Une activité trop faible en Vendée
Le groupe se partage, en effet, le marché des voitures sans permis avec de nombreux acteurs, parmi lesquels Citroën, qui a redonné un coup de jeune aux voiturettes avec son AMI, mais aussi Aixam, Opel, Fiat et bientôt Renault qui va commercialiser deux petits véhicules urbains électriques sans permis, Mobilize Duo et Bento.
Quant aux gammes de véhicules électriques à usage professionnel pour les livraisons en cœur de ville, le démarrage est trop lent. "Nous sommes à un carrefour où notre ambition n’est pas encore confortée par le succès commercial. Ce qui veut dire que notre activité est trop faible sur notre site vendéen", détaille le dirigeant. L’an dernier, la marque a produit 14 000 véhicules, dont 90 % de voitures sans permis. C’est 2 500 de moins que l’année précédente.
Des recrutements à venir dans l’Allier
Ligier Group (425 salariés ; 190 M€ de CA en 2024) avait repris le site de Boufféré en 2008, après le rachat de son concurrent Microcar. Les machines seront transférées dans l’Allier. "Nous bénéficions de 20 000 m² de bâtiment industriel dans l’Allier, c’est largement suffisant pour accueillir toute la production. Et nous continuerons, d’ailleurs, à investir en Auvergne.

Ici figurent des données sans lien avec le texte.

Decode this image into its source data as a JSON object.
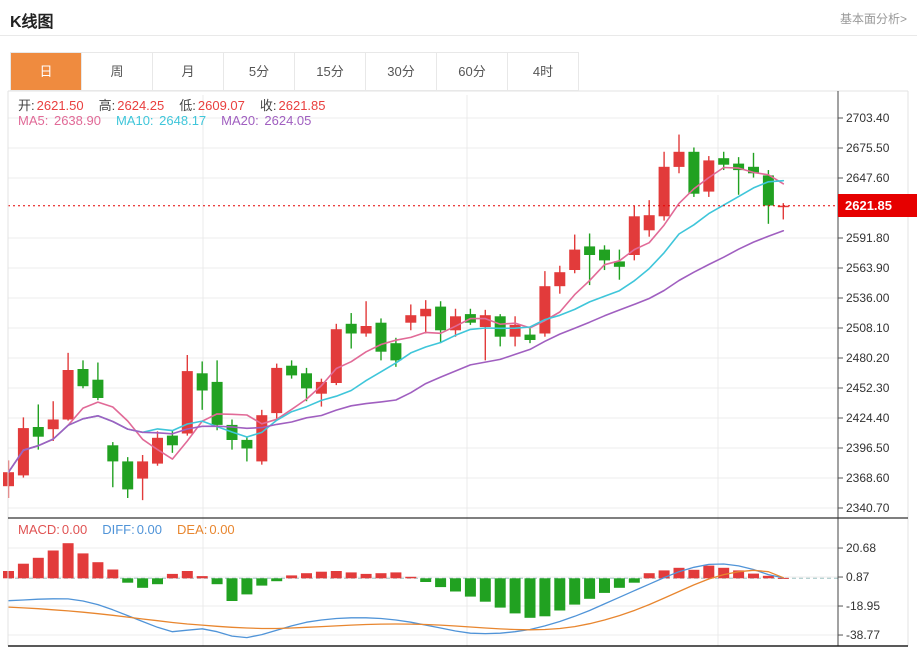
{
  "header": {
    "title": "K线图",
    "link": "基本面分析>"
  },
  "tabs": {
    "items": [
      {
        "id": "day",
        "label": "日",
        "active": true
      },
      {
        "id": "week",
        "label": "周",
        "active": false
      },
      {
        "id": "month",
        "label": "月",
        "active": false
      },
      {
        "id": "m5",
        "label": "5分",
        "active": false
      },
      {
        "id": "m15",
        "label": "15分",
        "active": false
      },
      {
        "id": "m30",
        "label": "30分",
        "active": false
      },
      {
        "id": "m60",
        "label": "60分",
        "active": false
      },
      {
        "id": "h4",
        "label": "4时",
        "active": false
      }
    ]
  },
  "legend": {
    "ohlc": [
      {
        "label": "开:",
        "value": "2621.50"
      },
      {
        "label": "高:",
        "value": "2624.25"
      },
      {
        "label": "低:",
        "value": "2609.07"
      },
      {
        "label": "收:",
        "value": "2621.85"
      }
    ],
    "ma": [
      {
        "label": "MA5:",
        "value": "2638.90"
      },
      {
        "label": "MA10:",
        "value": "2648.17"
      },
      {
        "label": "MA20:",
        "value": "2624.05"
      }
    ],
    "macd": [
      {
        "label": "MACD:",
        "value": "0.00"
      },
      {
        "label": "DIFF:",
        "value": "0.00"
      },
      {
        "label": "DEA:",
        "value": "0.00"
      }
    ]
  },
  "price_line": {
    "value": 2621.85,
    "label": "2621.85"
  },
  "colors": {
    "accent": "#ef8b3f",
    "up": "#e23b3b",
    "down": "#21a121",
    "ma5": "#e16a97",
    "ma10": "#3fc6da",
    "ma20": "#a05fc0",
    "diff": "#5094d8",
    "dea": "#e8862f",
    "price_red": "#e60000",
    "value_red": "#e9403f",
    "macd_red": "#e05353",
    "grid": "#ececec",
    "axis_dark": "#333333",
    "border_light": "#e3e3e3",
    "tick_text": "#333333",
    "zero_dash": "#9fc4c4"
  },
  "chart_data": {
    "type": "candlestick",
    "title": "K线图 daily gold candlestick with MA(5,10,20) and MACD",
    "panes": [
      {
        "name": "price",
        "y_ticks": [
          2703.4,
          2675.5,
          2647.6,
          2591.8,
          2563.9,
          2536.0,
          2508.1,
          2480.2,
          2452.3,
          2424.4,
          2396.5,
          2368.6,
          2340.7
        ],
        "y_range": [
          2331.0,
          2729.0
        ],
        "price_line": 2621.85,
        "ma_windows": [
          5,
          10,
          20
        ],
        "candles": [
          [
            2361,
            2385,
            2350,
            2374
          ],
          [
            2371,
            2425,
            2369,
            2415
          ],
          [
            2416,
            2437,
            2395,
            2407
          ],
          [
            2414,
            2440,
            2403,
            2423
          ],
          [
            2423,
            2485,
            2422,
            2469
          ],
          [
            2470,
            2478,
            2452,
            2454
          ],
          [
            2460,
            2476,
            2441,
            2443
          ],
          [
            2399,
            2402,
            2360,
            2384
          ],
          [
            2384,
            2388,
            2350,
            2358
          ],
          [
            2368,
            2390,
            2348,
            2384
          ],
          [
            2382,
            2412,
            2380,
            2406
          ],
          [
            2408,
            2413,
            2392,
            2399
          ],
          [
            2410,
            2483,
            2408,
            2468
          ],
          [
            2466,
            2477,
            2432,
            2450
          ],
          [
            2458,
            2478,
            2413,
            2418
          ],
          [
            2418,
            2423,
            2395,
            2404
          ],
          [
            2404,
            2407,
            2384,
            2396
          ],
          [
            2384,
            2432,
            2381,
            2427
          ],
          [
            2429,
            2475,
            2424,
            2471
          ],
          [
            2473,
            2478,
            2461,
            2464
          ],
          [
            2466,
            2471,
            2440,
            2452
          ],
          [
            2447,
            2461,
            2435,
            2458
          ],
          [
            2457,
            2512,
            2455,
            2507
          ],
          [
            2512,
            2522,
            2489,
            2503
          ],
          [
            2503,
            2533,
            2500,
            2510
          ],
          [
            2513,
            2517,
            2478,
            2486
          ],
          [
            2494,
            2499,
            2472,
            2478
          ],
          [
            2513,
            2530,
            2506,
            2520
          ],
          [
            2519,
            2534,
            2503,
            2526
          ],
          [
            2528,
            2533,
            2494,
            2506
          ],
          [
            2506,
            2526,
            2500,
            2519
          ],
          [
            2521,
            2526,
            2511,
            2513
          ],
          [
            2509,
            2525,
            2478,
            2520
          ],
          [
            2519,
            2521,
            2491,
            2500
          ],
          [
            2500,
            2519,
            2491,
            2511
          ],
          [
            2502,
            2509,
            2494,
            2497
          ],
          [
            2503,
            2561,
            2500,
            2547
          ],
          [
            2547,
            2566,
            2540,
            2560
          ],
          [
            2562,
            2595,
            2559,
            2581
          ],
          [
            2584,
            2596,
            2548,
            2576
          ],
          [
            2581,
            2585,
            2562,
            2571
          ],
          [
            2570,
            2581,
            2553,
            2565
          ],
          [
            2576,
            2622,
            2571,
            2612
          ],
          [
            2599,
            2627,
            2593,
            2613
          ],
          [
            2612,
            2672,
            2608,
            2658
          ],
          [
            2658,
            2688,
            2652,
            2672
          ],
          [
            2672,
            2676,
            2630,
            2633
          ],
          [
            2635,
            2668,
            2630,
            2664
          ],
          [
            2666,
            2672,
            2655,
            2660
          ],
          [
            2661,
            2667,
            2632,
            2655
          ],
          [
            2658,
            2671,
            2648,
            2652
          ],
          [
            2650,
            2655,
            2605,
            2622
          ],
          [
            2621.5,
            2624.25,
            2609.07,
            2621.85
          ]
        ]
      },
      {
        "name": "macd",
        "y_ticks": [
          20.68,
          0.87,
          -18.95,
          -38.77
        ],
        "hist": [
          5,
          10,
          14,
          19,
          24,
          17,
          11,
          6,
          -3,
          -6.5,
          -4,
          3,
          5,
          1.5,
          -4,
          -15.5,
          -11,
          -5,
          -2,
          2,
          3.5,
          4.5,
          5,
          4,
          3,
          3.5,
          4,
          1,
          -2.5,
          -6,
          -9,
          -12.5,
          -16,
          -20,
          -24,
          -27,
          -26,
          -22,
          -18,
          -14,
          -10,
          -6.5,
          -3,
          3.5,
          5.4,
          7.2,
          5.8,
          8.7,
          7.2,
          5.4,
          3.2,
          1.7,
          0.3
        ],
        "diff": [
          -15.3,
          -14.8,
          -14.3,
          -14,
          -14.1,
          -15.5,
          -18,
          -21.5,
          -25.5,
          -29.5,
          -33.5,
          -36.5,
          -35.5,
          -34.5,
          -36.5,
          -39.5,
          -40.5,
          -38.5,
          -35.5,
          -32.5,
          -30,
          -28.5,
          -27.5,
          -27,
          -27,
          -27.5,
          -28.5,
          -30,
          -32,
          -34,
          -36,
          -37.5,
          -37.8,
          -37.5,
          -36.5,
          -35,
          -32.5,
          -29.5,
          -26,
          -22,
          -17.5,
          -13,
          -8.5,
          -4,
          0.5,
          4.5,
          7.5,
          9.5,
          9.8,
          8.5,
          6,
          2.5,
          0.3
        ],
        "dea": [
          -19.7,
          -20.2,
          -20.8,
          -21.5,
          -22.3,
          -23.2,
          -24.2,
          -25.3,
          -26.5,
          -27.8,
          -29,
          -30.2,
          -31.2,
          -32,
          -32.8,
          -33.5,
          -34,
          -34.3,
          -34.3,
          -34,
          -33.5,
          -33,
          -32.5,
          -32,
          -31.6,
          -31.3,
          -31.2,
          -31.3,
          -31.6,
          -32,
          -32.6,
          -33.3,
          -34,
          -34.6,
          -35,
          -35.2,
          -35,
          -34.3,
          -33,
          -31,
          -28.5,
          -25.5,
          -22,
          -18,
          -13.5,
          -9,
          -4.5,
          -0.5,
          2.5,
          4.5,
          5.5,
          4.5,
          0.4
        ]
      }
    ]
  }
}
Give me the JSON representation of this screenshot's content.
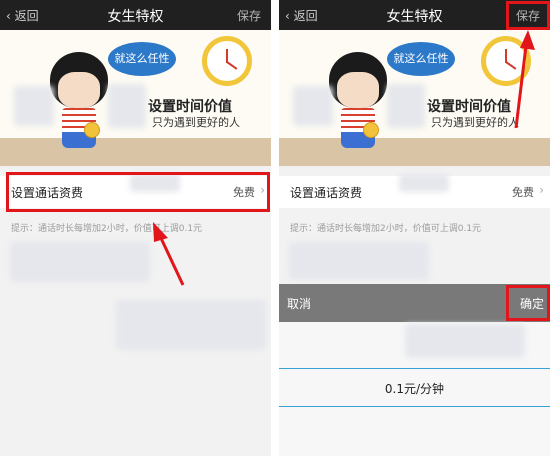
{
  "topbar": {
    "back_label": "返回",
    "title": "女生特权",
    "save_label": "保存"
  },
  "banner": {
    "bubble_text": "就这么任性",
    "slogan_main": "设置时间价值",
    "slogan_sub": "只为遇到更好的人"
  },
  "setting": {
    "label": "设置通话资费",
    "value": "免费"
  },
  "hint": "提示：通话时长每增加2小时，价值可上调0.1元",
  "action_bar": {
    "cancel_label": "取消",
    "confirm_label": "确定"
  },
  "picker": {
    "selected_value": "0.1元/分钟"
  },
  "colors": {
    "topbar": "#202020",
    "highlight": "#e2151b",
    "picker_line": "#38a1d6",
    "action_bar": "#797979"
  }
}
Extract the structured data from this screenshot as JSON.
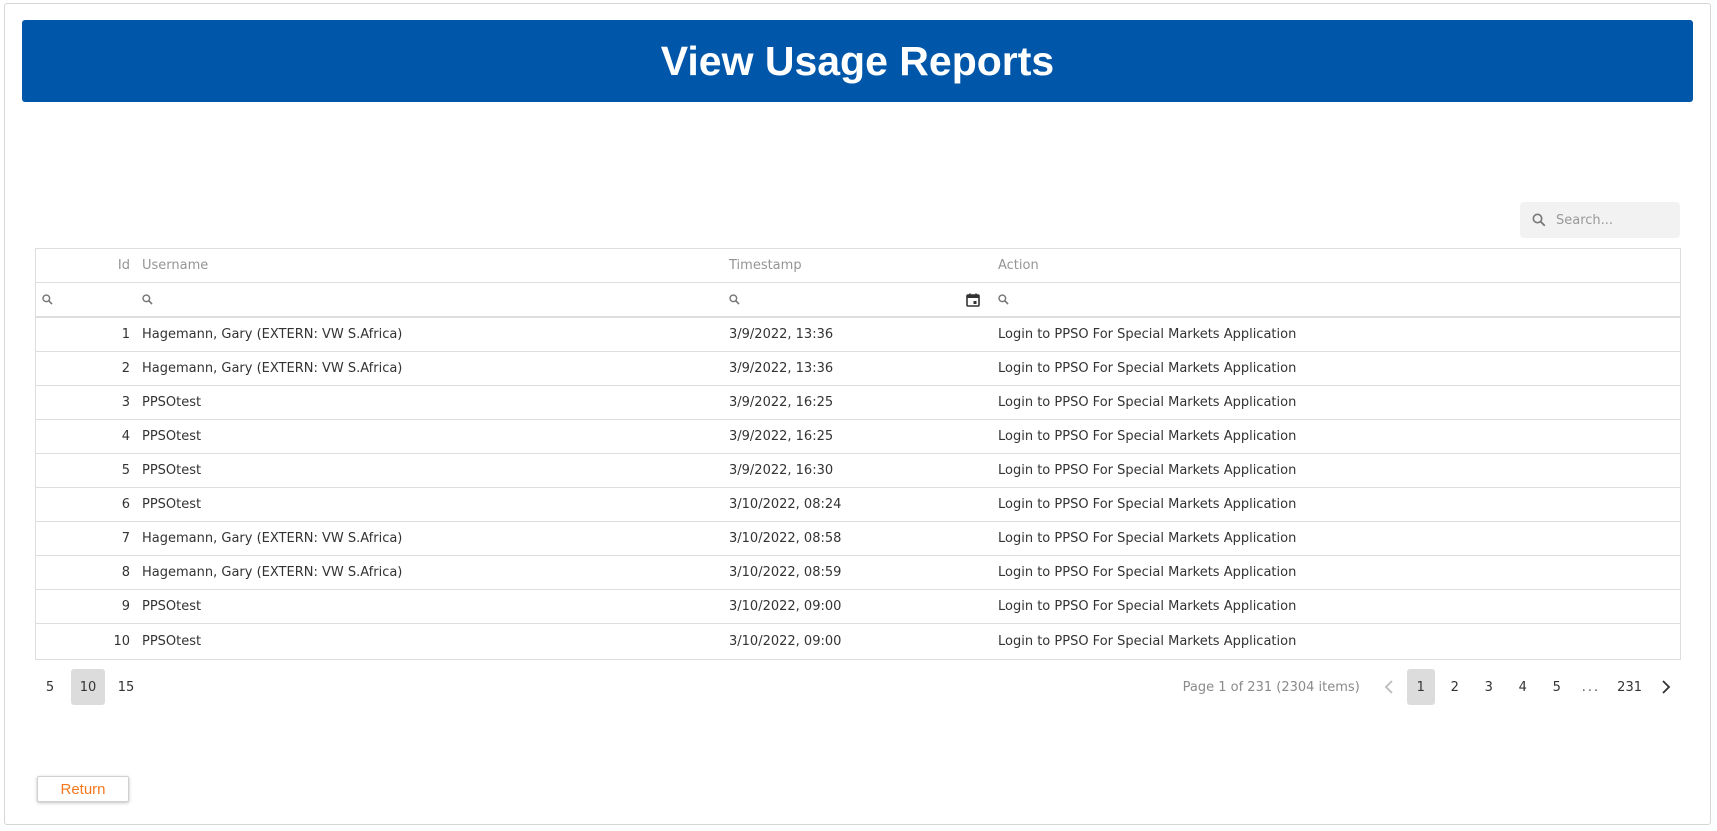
{
  "header": {
    "title": "View Usage Reports"
  },
  "search": {
    "placeholder": "Search..."
  },
  "grid": {
    "columns": {
      "id": "Id",
      "username": "Username",
      "timestamp": "Timestamp",
      "action": "Action"
    },
    "rows": [
      {
        "id": "1",
        "username": "Hagemann, Gary (EXTERN: VW S.Africa)",
        "timestamp": "3/9/2022, 13:36",
        "action": "Login to PPSO For Special Markets Application"
      },
      {
        "id": "2",
        "username": "Hagemann, Gary (EXTERN: VW S.Africa)",
        "timestamp": "3/9/2022, 13:36",
        "action": "Login to PPSO For Special Markets Application"
      },
      {
        "id": "3",
        "username": "PPSOtest",
        "timestamp": "3/9/2022, 16:25",
        "action": "Login to PPSO For Special Markets Application"
      },
      {
        "id": "4",
        "username": "PPSOtest",
        "timestamp": "3/9/2022, 16:25",
        "action": "Login to PPSO For Special Markets Application"
      },
      {
        "id": "5",
        "username": "PPSOtest",
        "timestamp": "3/9/2022, 16:30",
        "action": "Login to PPSO For Special Markets Application"
      },
      {
        "id": "6",
        "username": "PPSOtest",
        "timestamp": "3/10/2022, 08:24",
        "action": "Login to PPSO For Special Markets Application"
      },
      {
        "id": "7",
        "username": "Hagemann, Gary (EXTERN: VW S.Africa)",
        "timestamp": "3/10/2022, 08:58",
        "action": "Login to PPSO For Special Markets Application"
      },
      {
        "id": "8",
        "username": "Hagemann, Gary (EXTERN: VW S.Africa)",
        "timestamp": "3/10/2022, 08:59",
        "action": "Login to PPSO For Special Markets Application"
      },
      {
        "id": "9",
        "username": "PPSOtest",
        "timestamp": "3/10/2022, 09:00",
        "action": "Login to PPSO For Special Markets Application"
      },
      {
        "id": "10",
        "username": "PPSOtest",
        "timestamp": "3/10/2022, 09:00",
        "action": "Login to PPSO For Special Markets Application"
      }
    ]
  },
  "pager": {
    "page_sizes": [
      "5",
      "10",
      "15"
    ],
    "selected_size": "10",
    "info": "Page 1 of 231 (2304 items)",
    "pages": [
      "1",
      "2",
      "3",
      "4",
      "5"
    ],
    "ellipsis": "...",
    "last_page": "231",
    "current_page": "1"
  },
  "footer": {
    "return_label": "Return"
  },
  "colors": {
    "header_bg": "#0057aa",
    "return_text": "#f5781e",
    "active_page_bg": "#dcdcdc"
  },
  "icons": {
    "search": "search-icon",
    "calendar": "calendar-icon",
    "prev": "chevron-left-icon",
    "next": "chevron-right-icon"
  }
}
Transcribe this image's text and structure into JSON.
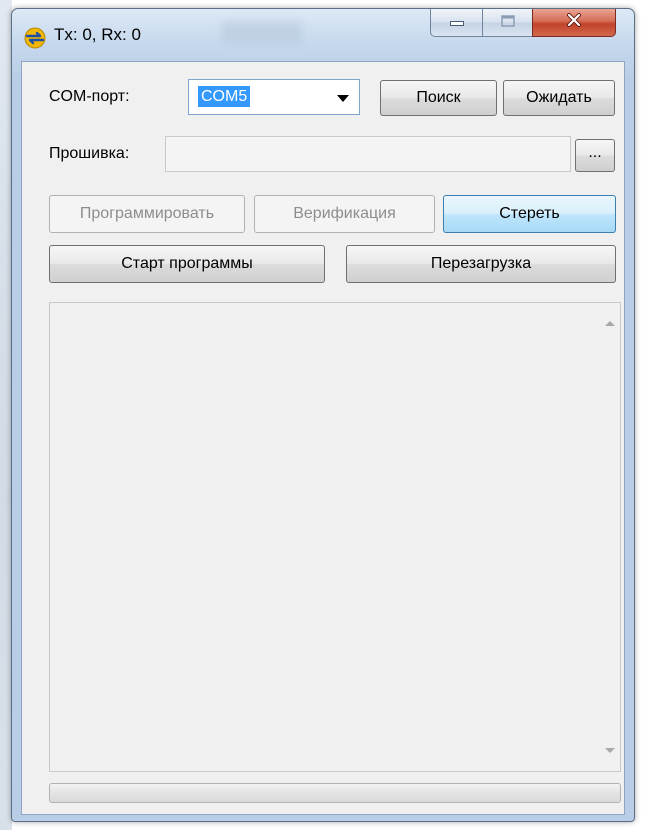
{
  "window": {
    "title": "Tx: 0, Rx: 0"
  },
  "port": {
    "label": "COM-порт:",
    "selected": "COM5",
    "search_label": "Поиск",
    "wait_label": "Ожидать"
  },
  "firmware": {
    "label": "Прошивка:",
    "value": "",
    "browse_label": "..."
  },
  "actions": {
    "program_label": "Программировать",
    "verify_label": "Верификация",
    "erase_label": "Стереть",
    "start_label": "Старт программы",
    "reboot_label": "Перезагрузка"
  },
  "log": {
    "text": ""
  },
  "progress": {
    "percent": 0
  },
  "icons": {
    "app": "app-logo-icon",
    "minimize": "minimize-icon",
    "maximize": "maximize-icon",
    "close": "close-icon",
    "dropdown": "chevron-down-icon"
  },
  "colors": {
    "selection": "#3399ff",
    "hover_button": "#bee6fd",
    "close_button": "#c2422a"
  }
}
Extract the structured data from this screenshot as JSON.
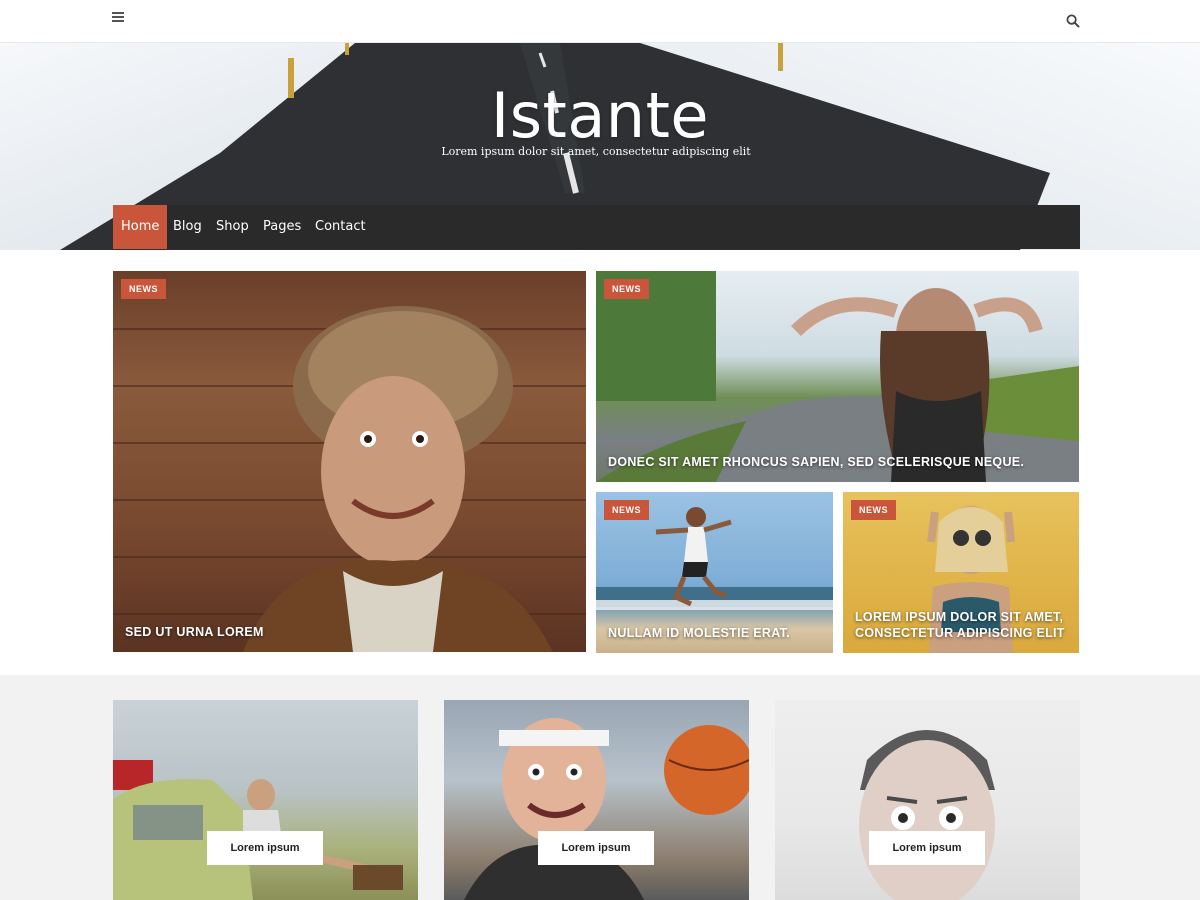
{
  "site": {
    "title": "Istante",
    "tagline": "Lorem ipsum dolor sit amet, consectetur adipiscing elit"
  },
  "topbar": {
    "menu_icon": "hamburger-menu-icon",
    "search_icon": "search-icon"
  },
  "nav": {
    "items": [
      {
        "label": "Home",
        "active": true
      },
      {
        "label": "Blog",
        "active": false
      },
      {
        "label": "Shop",
        "active": false
      },
      {
        "label": "Pages",
        "active": false
      },
      {
        "label": "Contact",
        "active": false
      }
    ]
  },
  "featured": [
    {
      "badge": "NEWS",
      "title": "SED UT URNA LOREM"
    },
    {
      "badge": "NEWS",
      "title": "DONEC SIT AMET RHONCUS SAPIEN, SED SCELERISQUE NEQUE."
    },
    {
      "badge": "NEWS",
      "title": "NULLAM ID MOLESTIE ERAT."
    },
    {
      "badge": "NEWS",
      "title": "LOREM IPSUM DOLOR SIT AMET, CONSECTETUR ADIPISCING ELIT"
    }
  ],
  "cards": [
    {
      "label": "Lorem ipsum"
    },
    {
      "label": "Lorem ipsum"
    },
    {
      "label": "Lorem ipsum"
    }
  ],
  "colors": {
    "accent": "#c9553a",
    "navbar": "#2a2a2a",
    "band": "#f2f2f2"
  }
}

Nous prévoyons aussi de recruter plus d’une centaine de personnes sur place pour poursuivre la production", complète le dirigeant qui indique que 10 millions d’euros d’investissements sont envisagés cette année, notamment côté R & D. Pour rappel, Ligier a déjà investi 36 millions d’euros ces trois dernières années pour innover sur ses véhicules et moderniser son outil de production.
En Vendée, 125 emplois sont menacés. Un plan social va s’ouvrir dans les prochaines semaines. Les salariés devraient recevoir des offres de mobilité interne pour rejoindre l’Allier ou des offres de reclassement.